Parmi les aigles qui se nourrissent de poissons, il en est qui, de même que les faucons dont j’ai parlé plus haut, craignent de plonger, et ne pouvant saisir leur proie qu’en l’air, ont aussi besoin d’un auxiliaire. L’aigle à tête blanche est de ce nombre. On le voit près des grands lacs de l’Amérique du Nord, perché sur la cime d’un arbre, comme notre faucon sur le sommet de son roc, attendant, non pas que les carpes s’envolent, mais que le faucon pêcheur les tire pour lui hors de l’eau. À peine celui-ci a-t-il saisi un poisson, que l’aigle à tête blanche le poursuit, l’oblige à laisser tomber sa proie, et la saisit avant qu’elle ait atteint la surface du lac.

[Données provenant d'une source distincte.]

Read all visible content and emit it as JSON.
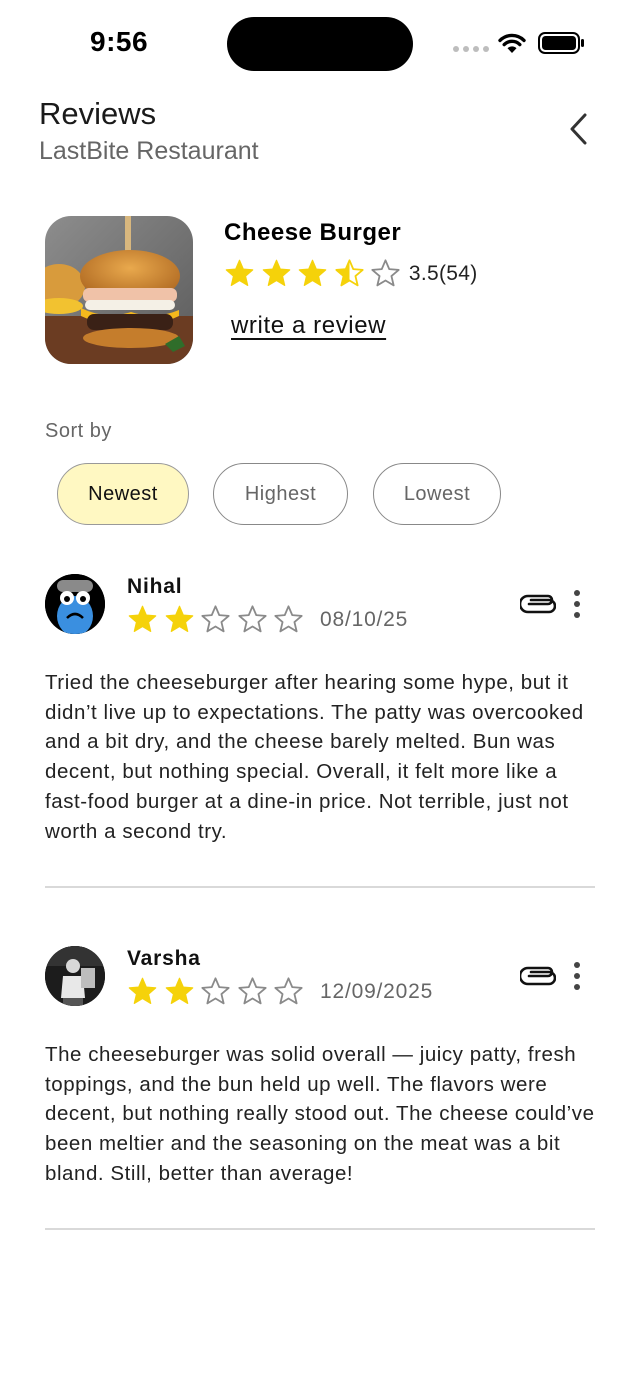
{
  "status_bar": {
    "time": "9:56"
  },
  "header": {
    "title": "Reviews",
    "subtitle": "LastBite Restaurant",
    "back_icon": "chevron-left-icon"
  },
  "product": {
    "name": "Cheese Burger",
    "rating_value": 3.5,
    "rating_text": "3.5(54)",
    "write_review_label": "write a review",
    "image": "cheeseburger-photo"
  },
  "sort": {
    "label": "Sort by",
    "options": [
      "Newest",
      "Highest",
      "Lowest"
    ],
    "selected": "Newest"
  },
  "reviews": [
    {
      "name": "Nihal",
      "rating": 2,
      "date": "08/10/25",
      "text": "Tried the cheeseburger after hearing some hype, but it didn’t live up to expectations. The patty was overcooked and a bit dry, and the cheese barely melted. Bun was decent, but nothing special. Overall, it felt more like a fast-food burger at a dine-in price. Not terrible, just not worth a second try.",
      "avatar": "blue-cartoon-avatar"
    },
    {
      "name": "Varsha",
      "rating": 2,
      "date": "12/09/2025",
      "text": "The cheeseburger was solid overall — juicy patty, fresh toppings, and the bun held up well. The flavors were decent, but nothing really stood out. The cheese could’ve been meltier and the seasoning on the meat was a bit bland. Still, better than average!",
      "avatar": "photo-avatar"
    }
  ],
  "colors": {
    "star_filled": "#f5d20a",
    "star_empty": "#8a8a8a",
    "chip_active_bg": "#fff8c2",
    "divider": "#d9d9d9"
  }
}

Dans les mers tropicales on voit se reproduire quelque chose de semblable chez les frégates, qui, avec un goût aussi décidé pour le poisson, ont une même répugnance à plonger. À la vérité, les poissons volans s’élèvent pour elles du sein de l’eau ; mais, quand cette ressource leur manque, elles se servent des fous comme pourvoyeurs, et les contraignent par des coups à dégorger le poisson qu’ils ont déjà avalé. Enfin les mêmes scènes ont lieu dans les mers du nord entre les labres et certaines petites espèces de mouettes. Comme le poisson que celles-ci rejettent quand elles se voient poursuivies, est le plus souvent à demi digéré, et réduit en une masse pulpeuse, il en est résulté pour les matelots hollandais une erreur qui leur a fait donner au labre le nom de Strund-jager, nom que quelques naturalistes ont rendu par celui de stercoraire.

D’autres mouettes, dans les parties chaudes de l’Amérique, se voient en butte aux poursuites d’un tyran du dernier ordre, du Caracara, le plus poltron peut-être et en même temps le plus impudent de tous les oiseaux rapaces. J’ai été souvent témoin de cette chasse de brigands, et il m’est arrivé une fois de recueillir en définitive le fruit du vol.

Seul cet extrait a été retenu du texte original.